WASHINGTON — The Food and Drug Administration on Tuesday finalized a rule change that expands the availability of abortion pills to many more pharmacies, including large chains and mail-order companies.

The Biden administration partially implemented the change last year, announcing it would no longer enforce a longstanding requirement that women pick up the drug in person. Tuesday’s action officially updates the drug’s labeling to allow many more retail pharmacies to distribute the pills, provided they complete a certification process.

The change could expand access to physical stores and online pharmacies. Women can get a prescription through a telehealth consultation with a healthcare professional and then receive the pills in the mail, where permitted by law.

Still, the impact of the rule change was blunted by numerous state laws restricting abortion broadly and pills specifically. Legal experts predict years of court battles over access to the pills, as abortion-rights advocates present test cases to challenge state restrictions.

For more than 20 years, FDA labeling had limited distribution to a subset of specialty offices and clinics, due to safety concerns. During the COVID-19 pandemic, the FDA temporarily suspended the in-person requirement. The agency later said new scientific review by agency staff supported the easing of access, agreeing with many medical societies that had long said the restriction was unnecessary.

Two drugmakers who make branded and generic versions of abortion pills have requested the latest label update from the FDA. Agency rules require a company to file an application before changing drug dispensing restrictions.

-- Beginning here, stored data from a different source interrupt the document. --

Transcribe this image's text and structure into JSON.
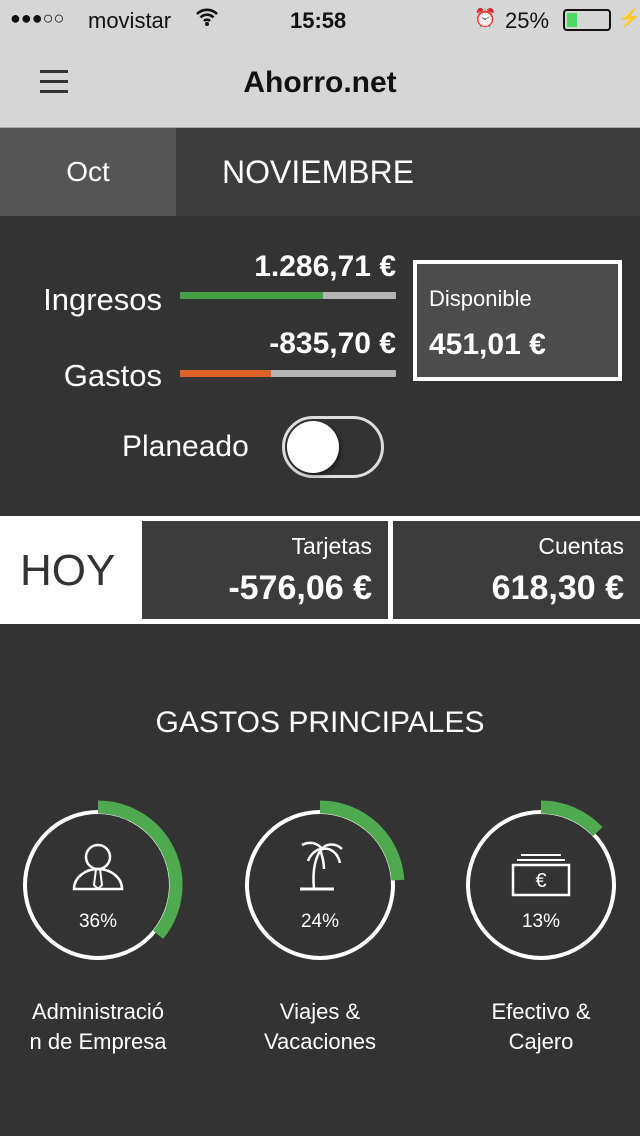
{
  "status": {
    "carrier": "movistar",
    "time": "15:58",
    "battery": "25%",
    "battery_level": 0.25
  },
  "nav": {
    "title": "Ahorro.net",
    "menu_icon": "hamburger-icon"
  },
  "months": {
    "prev": "Oct",
    "current": "NOVIEMBRE"
  },
  "summary": {
    "ingresos_label": "Ingresos",
    "ingresos_value": "1.286,71 €",
    "ingresos_fill": 0.66,
    "gastos_label": "Gastos",
    "gastos_value": "-835,70 €",
    "gastos_fill": 0.42,
    "disponible_label": "Disponible",
    "disponible_value": "451,01 €",
    "planeado_label": "Planeado",
    "planeado_on": false
  },
  "colors": {
    "green": "#43a047",
    "orange": "#e0612a",
    "ring_green": "#4faa4f"
  },
  "hoy": {
    "label": "HOY",
    "tarjetas_label": "Tarjetas",
    "tarjetas_value": "-576,06 €",
    "cuentas_label": "Cuentas",
    "cuentas_value": "618,30 €"
  },
  "gastos_principales": {
    "title": "GASTOS PRINCIPALES",
    "items": [
      {
        "icon": "businessman-icon",
        "percent_label": "36%",
        "percent": 36,
        "label_line1": "Administració",
        "label_line2": "n de Empresa"
      },
      {
        "icon": "palm-tree-icon",
        "percent_label": "24%",
        "percent": 24,
        "label_line1": "Viajes &",
        "label_line2": "Vacaciones"
      },
      {
        "icon": "banknote-euro-icon",
        "percent_label": "13%",
        "percent": 13,
        "label_line1": "Efectivo &",
        "label_line2": "Cajero"
      }
    ]
  }
}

Danco Laboratories, which sells branded Mifeprex, said in a statement that the change “is critically important to expanding access to medical abortion services and will provide healthcare providers” with another option to prescribe. medication.

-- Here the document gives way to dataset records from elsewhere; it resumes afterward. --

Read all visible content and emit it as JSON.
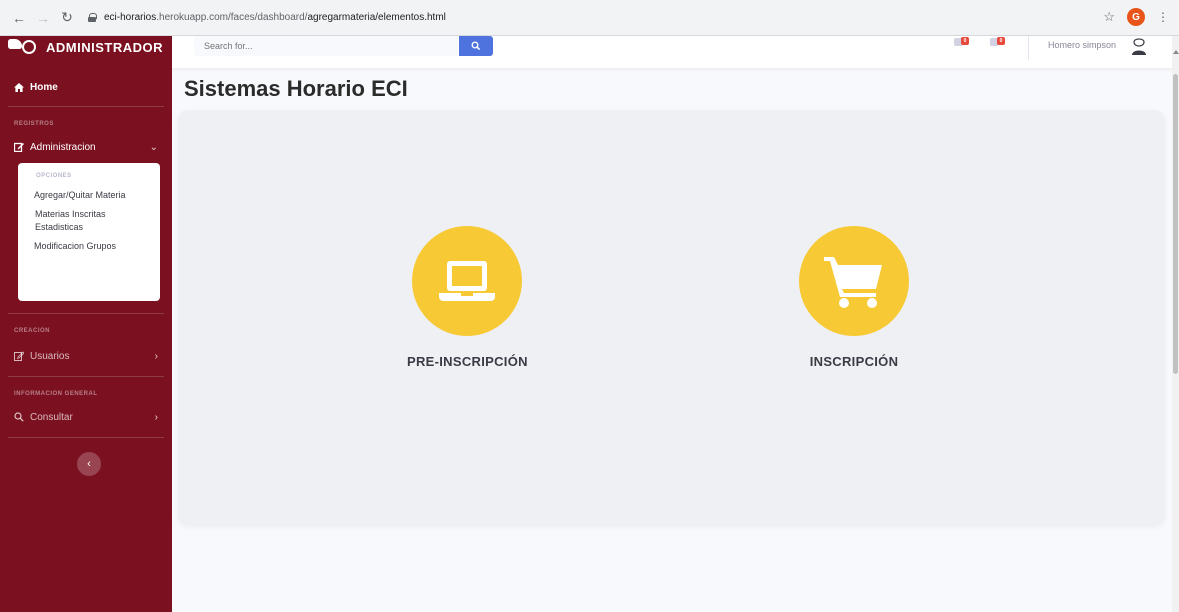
{
  "browser": {
    "url_host": "eci-horarios",
    "url_path": ".herokuapp.com/faces/dashboard/",
    "url_tail": "agregarmateria/elementos.html",
    "profile_initial": "G"
  },
  "sidebar": {
    "brand": "ADMINISTRADOR",
    "home_label": "Home",
    "section_registros": "REGISTROS",
    "administracion_label": "Administracion",
    "submenu": {
      "header": "OPCIONES",
      "items": [
        {
          "label": "Agregar/Quitar Materia"
        },
        {
          "label": "Materias Inscritas"
        },
        {
          "label": "Estadisticas"
        },
        {
          "label": "Modificacion Grupos"
        }
      ]
    },
    "section_creacion": "CREACION",
    "usuarios_label": "Usuarios",
    "section_info": "INFORMACION GENERAL",
    "consultar_label": "Consultar"
  },
  "topbar": {
    "search_placeholder": "Search for...",
    "alerts_badge": "0",
    "messages_badge": "0",
    "user_name": "Homero simpson"
  },
  "main": {
    "title": "Sistemas Horario ECI",
    "options": [
      {
        "label": "PRE-INSCRIPCIÓN",
        "icon": "laptop-icon"
      },
      {
        "label": "INSCRIPCIÓN",
        "icon": "shopping-cart-icon"
      }
    ]
  },
  "colors": {
    "sidebar": "#7b1120",
    "accent": "#f7c934",
    "search_button": "#4e73df"
  }
}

The American College of Obstetricians and Gynecologists called the update a “significant step” forward.

“While today’s FDA announcement will not solve access issues for every person seeking abortion care, it will allow more patients who need mifepristone for medical abortion additional options. to secure this lifesaving drug,” the group said in a statement.

More than half of abortions in the United States are now performed with pills rather than surgery, according to the Guttmacher Institute, a research group that supports abortion rights.

The FDA in 2000 approved mifepristone for terminating pregnancies up to 10 weeks, when used with a second drug, misoprostol. Mifepristone is taken primarily to dilate the cervix and block the hormone progesterone, which is needed to maintain a pregnancy. Misoprostol is taken 24 to 48 hours later, causing the uterus to contract and push out pregnancy tissue.

Bleeding is a common side effect, although serious complications are very rare. The FDA says more than 3.7 million American women have used mifepristone since its approval.

Several FDA-mandated safety requirements remain in effect, including training requirements to certify that prescribers can provide emergency care for excessive bleeding. Pharmacies that dispense the pills also need certification.